The FHA has been slowly changing their rules on insurance refunds
The FHA, a provider of mortgage insurance, has been slowly changing their rules on insurance refunds through-out the past few years. Currently, you may qualify for a refund if you financed your newly purchased home within a three year time period, with a FHA loan and then refinance it today with another government insured mortgage. What’s been changing is the time period to qualify – within the past decade this open window for consumers has gone from 7 to 5 and now 3 years.
Some speculate this refund of insurance premiums are being phased out altogether, spurred on by the knowledge of dangerously low main insurance funds that are well below congressional mandated levels. Many wonder if this is a phasing out period all together.
FHA spokesman, Lemar Wooley, stated the agency is “considering a different way to handle refunds.” He did not mention the future plans but assured more information would be addressed in future letters to lenders.

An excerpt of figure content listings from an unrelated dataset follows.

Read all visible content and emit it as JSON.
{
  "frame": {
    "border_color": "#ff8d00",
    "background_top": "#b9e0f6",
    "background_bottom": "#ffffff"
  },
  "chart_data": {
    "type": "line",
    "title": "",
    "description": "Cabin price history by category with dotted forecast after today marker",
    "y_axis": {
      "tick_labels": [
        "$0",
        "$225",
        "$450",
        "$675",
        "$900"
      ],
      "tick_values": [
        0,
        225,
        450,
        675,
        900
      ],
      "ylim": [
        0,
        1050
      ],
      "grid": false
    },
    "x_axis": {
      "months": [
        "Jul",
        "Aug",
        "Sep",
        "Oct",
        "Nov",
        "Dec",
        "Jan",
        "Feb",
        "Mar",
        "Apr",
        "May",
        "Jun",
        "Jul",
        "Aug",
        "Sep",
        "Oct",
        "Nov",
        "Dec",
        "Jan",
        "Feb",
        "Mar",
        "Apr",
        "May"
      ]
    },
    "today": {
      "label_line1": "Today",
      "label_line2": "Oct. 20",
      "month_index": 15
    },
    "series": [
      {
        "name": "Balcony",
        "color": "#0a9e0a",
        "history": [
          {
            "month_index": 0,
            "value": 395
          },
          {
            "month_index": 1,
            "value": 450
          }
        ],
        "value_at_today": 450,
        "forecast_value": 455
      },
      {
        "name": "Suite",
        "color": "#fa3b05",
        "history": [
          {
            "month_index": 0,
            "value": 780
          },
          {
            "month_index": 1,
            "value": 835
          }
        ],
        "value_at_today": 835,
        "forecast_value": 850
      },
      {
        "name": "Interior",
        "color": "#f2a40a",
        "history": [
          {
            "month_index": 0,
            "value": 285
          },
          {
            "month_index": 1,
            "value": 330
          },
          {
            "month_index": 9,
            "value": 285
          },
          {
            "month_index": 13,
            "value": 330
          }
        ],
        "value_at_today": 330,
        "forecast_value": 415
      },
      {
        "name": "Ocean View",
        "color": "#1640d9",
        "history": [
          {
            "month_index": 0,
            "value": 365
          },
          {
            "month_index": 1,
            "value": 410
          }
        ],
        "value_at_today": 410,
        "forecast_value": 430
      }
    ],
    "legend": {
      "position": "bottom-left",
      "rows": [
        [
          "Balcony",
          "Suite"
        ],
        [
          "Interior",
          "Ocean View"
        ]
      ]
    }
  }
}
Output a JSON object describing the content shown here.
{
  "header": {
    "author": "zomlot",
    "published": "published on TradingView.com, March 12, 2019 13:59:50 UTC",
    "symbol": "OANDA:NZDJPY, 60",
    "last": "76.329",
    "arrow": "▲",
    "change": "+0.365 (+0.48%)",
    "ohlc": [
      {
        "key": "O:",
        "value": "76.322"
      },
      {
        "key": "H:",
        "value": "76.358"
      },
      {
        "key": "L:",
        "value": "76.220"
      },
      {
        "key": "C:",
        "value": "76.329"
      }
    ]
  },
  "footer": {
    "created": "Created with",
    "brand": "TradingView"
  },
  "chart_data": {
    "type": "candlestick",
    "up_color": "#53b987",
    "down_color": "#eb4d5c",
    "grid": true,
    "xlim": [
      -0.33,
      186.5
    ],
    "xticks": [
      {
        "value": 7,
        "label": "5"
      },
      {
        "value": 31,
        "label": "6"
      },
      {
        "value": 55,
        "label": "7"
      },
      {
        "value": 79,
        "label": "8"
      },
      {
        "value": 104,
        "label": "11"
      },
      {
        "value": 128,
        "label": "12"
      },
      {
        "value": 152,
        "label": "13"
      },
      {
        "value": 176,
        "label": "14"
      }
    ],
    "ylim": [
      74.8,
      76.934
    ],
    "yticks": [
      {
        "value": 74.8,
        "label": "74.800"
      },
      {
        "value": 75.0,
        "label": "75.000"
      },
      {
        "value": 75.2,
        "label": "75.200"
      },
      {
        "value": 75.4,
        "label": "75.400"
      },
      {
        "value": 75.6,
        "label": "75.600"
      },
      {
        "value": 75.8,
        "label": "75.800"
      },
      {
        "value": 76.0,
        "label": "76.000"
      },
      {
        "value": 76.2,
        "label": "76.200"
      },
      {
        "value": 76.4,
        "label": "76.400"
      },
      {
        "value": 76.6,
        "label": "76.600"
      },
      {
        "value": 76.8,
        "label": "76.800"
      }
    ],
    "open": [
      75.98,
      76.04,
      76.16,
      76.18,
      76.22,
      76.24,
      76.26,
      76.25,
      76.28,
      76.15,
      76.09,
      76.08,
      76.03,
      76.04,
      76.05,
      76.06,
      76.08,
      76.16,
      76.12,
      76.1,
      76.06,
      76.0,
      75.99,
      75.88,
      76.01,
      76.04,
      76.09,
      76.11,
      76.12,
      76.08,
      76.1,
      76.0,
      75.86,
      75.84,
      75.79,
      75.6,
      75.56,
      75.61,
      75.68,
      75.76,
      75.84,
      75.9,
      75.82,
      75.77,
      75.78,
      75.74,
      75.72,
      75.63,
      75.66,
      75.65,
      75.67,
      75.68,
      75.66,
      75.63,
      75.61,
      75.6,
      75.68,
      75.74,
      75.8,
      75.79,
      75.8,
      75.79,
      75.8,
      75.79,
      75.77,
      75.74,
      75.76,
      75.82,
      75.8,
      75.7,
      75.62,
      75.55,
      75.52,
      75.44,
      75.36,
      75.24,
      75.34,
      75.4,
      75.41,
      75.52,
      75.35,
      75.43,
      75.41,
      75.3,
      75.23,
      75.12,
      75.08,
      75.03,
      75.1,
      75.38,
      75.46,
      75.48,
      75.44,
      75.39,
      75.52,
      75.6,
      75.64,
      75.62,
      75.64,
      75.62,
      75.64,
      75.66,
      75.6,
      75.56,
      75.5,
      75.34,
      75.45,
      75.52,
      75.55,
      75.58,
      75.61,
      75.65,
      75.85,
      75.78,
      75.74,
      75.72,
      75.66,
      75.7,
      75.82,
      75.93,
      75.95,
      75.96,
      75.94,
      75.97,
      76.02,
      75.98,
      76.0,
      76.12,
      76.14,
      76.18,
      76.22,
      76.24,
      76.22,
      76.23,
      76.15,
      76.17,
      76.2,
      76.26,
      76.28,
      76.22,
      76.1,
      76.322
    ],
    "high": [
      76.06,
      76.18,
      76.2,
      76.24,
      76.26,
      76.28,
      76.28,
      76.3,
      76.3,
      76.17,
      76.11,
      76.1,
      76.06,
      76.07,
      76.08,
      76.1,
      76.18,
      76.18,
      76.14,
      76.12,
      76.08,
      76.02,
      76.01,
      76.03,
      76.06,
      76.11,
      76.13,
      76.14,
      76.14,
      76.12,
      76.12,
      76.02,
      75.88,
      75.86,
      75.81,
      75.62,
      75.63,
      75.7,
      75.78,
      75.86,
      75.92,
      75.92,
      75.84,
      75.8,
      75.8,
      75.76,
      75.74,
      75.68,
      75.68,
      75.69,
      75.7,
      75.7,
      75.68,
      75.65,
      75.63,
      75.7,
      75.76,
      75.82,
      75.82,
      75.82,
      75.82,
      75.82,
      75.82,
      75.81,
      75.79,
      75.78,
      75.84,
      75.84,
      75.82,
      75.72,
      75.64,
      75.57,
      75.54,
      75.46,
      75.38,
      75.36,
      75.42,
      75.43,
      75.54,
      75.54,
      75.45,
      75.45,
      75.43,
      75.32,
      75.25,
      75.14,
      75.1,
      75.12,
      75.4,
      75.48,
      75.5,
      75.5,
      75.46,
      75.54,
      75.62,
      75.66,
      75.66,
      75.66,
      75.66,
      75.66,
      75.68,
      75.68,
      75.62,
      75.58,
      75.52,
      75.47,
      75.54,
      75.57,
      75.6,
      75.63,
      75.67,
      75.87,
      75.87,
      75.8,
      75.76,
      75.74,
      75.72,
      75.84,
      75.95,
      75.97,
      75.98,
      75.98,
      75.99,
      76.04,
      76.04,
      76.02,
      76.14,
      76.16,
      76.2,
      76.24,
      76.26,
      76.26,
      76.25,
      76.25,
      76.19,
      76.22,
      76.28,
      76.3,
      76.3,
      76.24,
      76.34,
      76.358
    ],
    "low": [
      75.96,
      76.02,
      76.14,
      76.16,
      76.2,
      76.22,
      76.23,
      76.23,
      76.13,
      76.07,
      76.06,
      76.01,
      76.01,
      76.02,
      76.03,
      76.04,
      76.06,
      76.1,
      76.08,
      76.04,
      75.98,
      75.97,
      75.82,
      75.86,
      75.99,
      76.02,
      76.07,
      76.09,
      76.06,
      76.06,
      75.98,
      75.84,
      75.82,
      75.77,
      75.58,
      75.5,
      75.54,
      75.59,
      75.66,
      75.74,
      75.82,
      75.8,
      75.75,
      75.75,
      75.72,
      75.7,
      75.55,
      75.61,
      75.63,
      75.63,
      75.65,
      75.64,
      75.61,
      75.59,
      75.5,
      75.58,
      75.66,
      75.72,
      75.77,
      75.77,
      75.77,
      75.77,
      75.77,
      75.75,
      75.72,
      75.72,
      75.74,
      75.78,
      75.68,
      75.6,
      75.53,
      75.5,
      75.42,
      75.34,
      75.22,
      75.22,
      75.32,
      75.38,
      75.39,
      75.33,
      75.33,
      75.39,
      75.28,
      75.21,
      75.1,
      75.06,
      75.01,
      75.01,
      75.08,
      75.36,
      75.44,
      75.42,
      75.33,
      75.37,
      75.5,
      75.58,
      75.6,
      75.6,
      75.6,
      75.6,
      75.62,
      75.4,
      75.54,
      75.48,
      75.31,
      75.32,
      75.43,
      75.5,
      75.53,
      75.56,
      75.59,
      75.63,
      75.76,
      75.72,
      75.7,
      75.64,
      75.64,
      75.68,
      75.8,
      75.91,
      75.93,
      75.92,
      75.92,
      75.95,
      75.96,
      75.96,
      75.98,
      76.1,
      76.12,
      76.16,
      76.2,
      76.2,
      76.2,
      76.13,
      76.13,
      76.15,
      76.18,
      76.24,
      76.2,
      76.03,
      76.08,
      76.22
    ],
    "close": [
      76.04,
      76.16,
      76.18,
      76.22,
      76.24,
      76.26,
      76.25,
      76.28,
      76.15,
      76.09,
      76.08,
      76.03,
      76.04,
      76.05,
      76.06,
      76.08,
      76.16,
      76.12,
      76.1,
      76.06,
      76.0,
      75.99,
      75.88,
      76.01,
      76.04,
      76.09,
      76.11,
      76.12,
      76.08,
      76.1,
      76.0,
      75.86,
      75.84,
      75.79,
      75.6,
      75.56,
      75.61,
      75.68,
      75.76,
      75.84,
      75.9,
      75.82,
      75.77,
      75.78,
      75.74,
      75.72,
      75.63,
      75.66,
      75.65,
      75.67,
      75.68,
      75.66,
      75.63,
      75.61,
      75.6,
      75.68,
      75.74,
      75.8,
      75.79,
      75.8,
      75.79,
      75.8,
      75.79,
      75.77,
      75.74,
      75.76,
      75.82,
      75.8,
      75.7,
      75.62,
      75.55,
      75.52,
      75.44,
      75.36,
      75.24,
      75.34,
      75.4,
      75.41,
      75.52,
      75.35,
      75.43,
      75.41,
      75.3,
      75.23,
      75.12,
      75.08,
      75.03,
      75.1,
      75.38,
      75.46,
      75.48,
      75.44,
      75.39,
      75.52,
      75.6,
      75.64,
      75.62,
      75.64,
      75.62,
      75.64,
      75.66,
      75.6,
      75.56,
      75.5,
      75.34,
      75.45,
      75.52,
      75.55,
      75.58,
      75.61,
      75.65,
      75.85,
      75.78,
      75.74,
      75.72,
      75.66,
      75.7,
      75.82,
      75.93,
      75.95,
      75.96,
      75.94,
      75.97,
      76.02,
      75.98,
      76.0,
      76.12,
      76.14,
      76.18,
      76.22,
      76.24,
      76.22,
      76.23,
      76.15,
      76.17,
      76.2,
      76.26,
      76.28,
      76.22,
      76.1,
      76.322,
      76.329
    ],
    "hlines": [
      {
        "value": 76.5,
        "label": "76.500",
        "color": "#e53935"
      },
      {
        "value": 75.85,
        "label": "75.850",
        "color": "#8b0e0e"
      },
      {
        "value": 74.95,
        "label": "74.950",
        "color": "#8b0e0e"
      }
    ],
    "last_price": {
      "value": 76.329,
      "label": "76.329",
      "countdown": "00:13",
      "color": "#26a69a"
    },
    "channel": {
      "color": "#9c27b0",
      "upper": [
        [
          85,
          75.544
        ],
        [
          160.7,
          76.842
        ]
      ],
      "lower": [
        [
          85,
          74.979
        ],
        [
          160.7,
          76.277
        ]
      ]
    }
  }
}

Currently, under today’s program, you may qualify for a refund close to 60% of the insurance premiums you spent for mortgage insurance. Plus get a less expensive loan with a lower interest rate. But for those who jump ship too early and refinance to a loan by a private lender will squash their chance of getting money back – even for the sake of switching to a less expensive FHA loan will not be entitled to a refund.
There is another possibility, according to sources, that their changes could help refinancers instead of punishing them.
The FHA may opt to apply the balance of what it owes borrowers to principles on their new loans. Another possibility is that the refund would be credited towards the cost of another loan, rather than a check being sent via mail. According to the FHA, the typical refund averages at $1,100. While not a staggering sum, the alleged changes would mean borrowers no longer having to wait for the government to write the check, which can take more than thirty days to process.
The hope is, of course, that what changes the agency makes will be more borrower-friendly. Given its track record since 2000, when the first cut to the refund time period occurred, and in 2004, when Congress further cut the refund period and ordered the FHA to end refunds except when borrowers refinance to another FHA-insured mortgage, what hope remains stands on uncertain ground.